O Barão de Itararé [em conjunto com outras entidades que compõem o Fórum Nacional pela Democratização da Comunicação – FNDC] formulou um Projeto de Iniciativa Popular para a Democratização da Mídia, chamado de PLIP, a ideia central é a regulamentação econômica do setor. Ao contrário do que a imprensa tem propagado, o projeto não limita a liberdade de expressão. Até porque nenhuma lei pode limitar o conteúdo dos meios de comunicação.

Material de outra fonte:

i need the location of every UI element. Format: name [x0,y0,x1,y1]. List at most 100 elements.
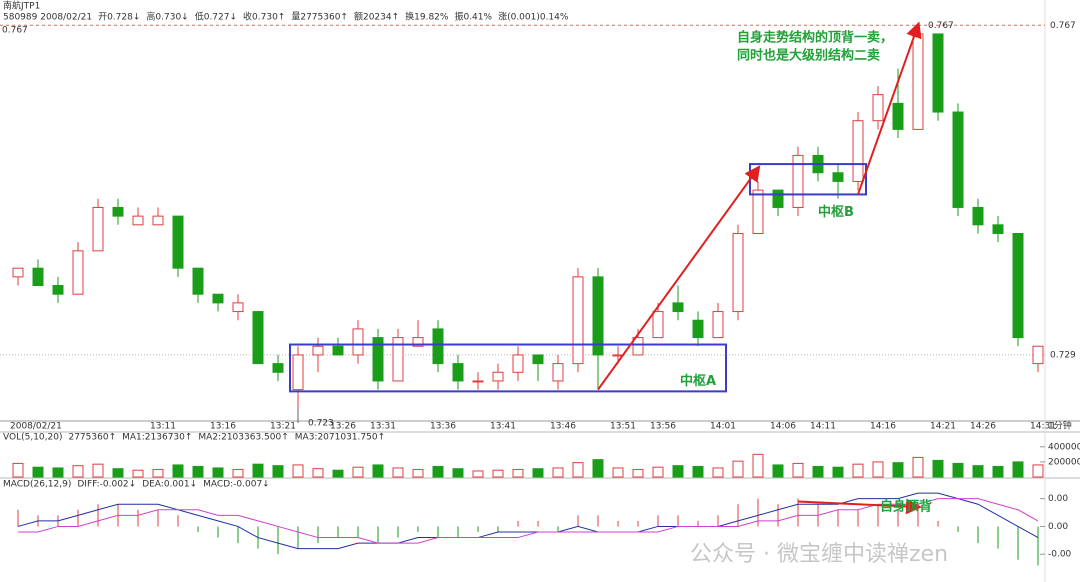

” Há cidades no Brasil com mais de 1 milhão de habitantes em que uma mesma família é dona de rádio, TV e jornal impresso. Não tem nada de esquerda nessa ideia, pois isso está acontecendo na Inglaterra, na Argentina, no Uruguai, em diversos países. Na Argentina, as TV’s comunitárias transmitiram a última Copa do Mundo. Aqui a exclusividade é da Globo”, ressaltou Ana.
A ativista disse ainda que a Constituição dos EUA, proíbe o monopólio cruzado e oligopolizado dos meios de comunicação. Trata-se de uma regra de mercado para evitar a concentração que prejudica os negócios e o interesse público. “Em um país com o tamanho e diversidade do Brasil, não é possível que só essa mídia, dominada por algumas famílias, se coloque como porta voz da sociedade”, acrescentou ela.
Pleitear a democratização da mídia é tão somente regulamentar dispositivos da Constituição brasileira. Porém os opositores, beneficiários do atual modelo, reagem pesadamente, usando do poder que dispõe para difamar qualquer um que ouse propor uma alteração nas regras vigentes.
O caminho apontado para fortalecer essa luta é aquele conhecido pelos movimentos sociais, a união. “Nesse momento, é preciso colocar para dentro tudo que unifica os movimentos sociais e deixar para fora o que nos separa”, sugere Ana Flávia.
A coordenadora do Barão de Itararé é categórica “nosso inimigo é o oligopólio midiático”. Por isso é imprescindível fortalecer a imprensa alternativa, sindical, e imprensa pública. Ela defende, ainda, que os movimentos sociais mantenham seu apoio a esse governo. “Nós disputamos programas e não nomes nos ministérios”, disse.
Enquanto a reforma não vem e a mídia continua a ignorar a realidade das ruas, alguns militantes, presentes no encontro da CMP, sugeriram o fortalecimento dos canais alternativos de comunicação, inclusive resgatando o bom e velho boca à boca, para divulgar as causas sociais e evitar retrocessos da democracia brasileira.
Tempos difíceis
O cenário político para 2015, será bastante desafiador, esse é um consenso entre os presentes ao encontro da CMP. O deputado federal Renato Simões (PT) diz que a oposição, há 12 anos fora do governo central, gera uma contra ofensiva neoliberal que se junta aos setores que apoiaram a ditadura militar. A direita quer colocar fim ao ciclo de governos de esquerda na América Latina.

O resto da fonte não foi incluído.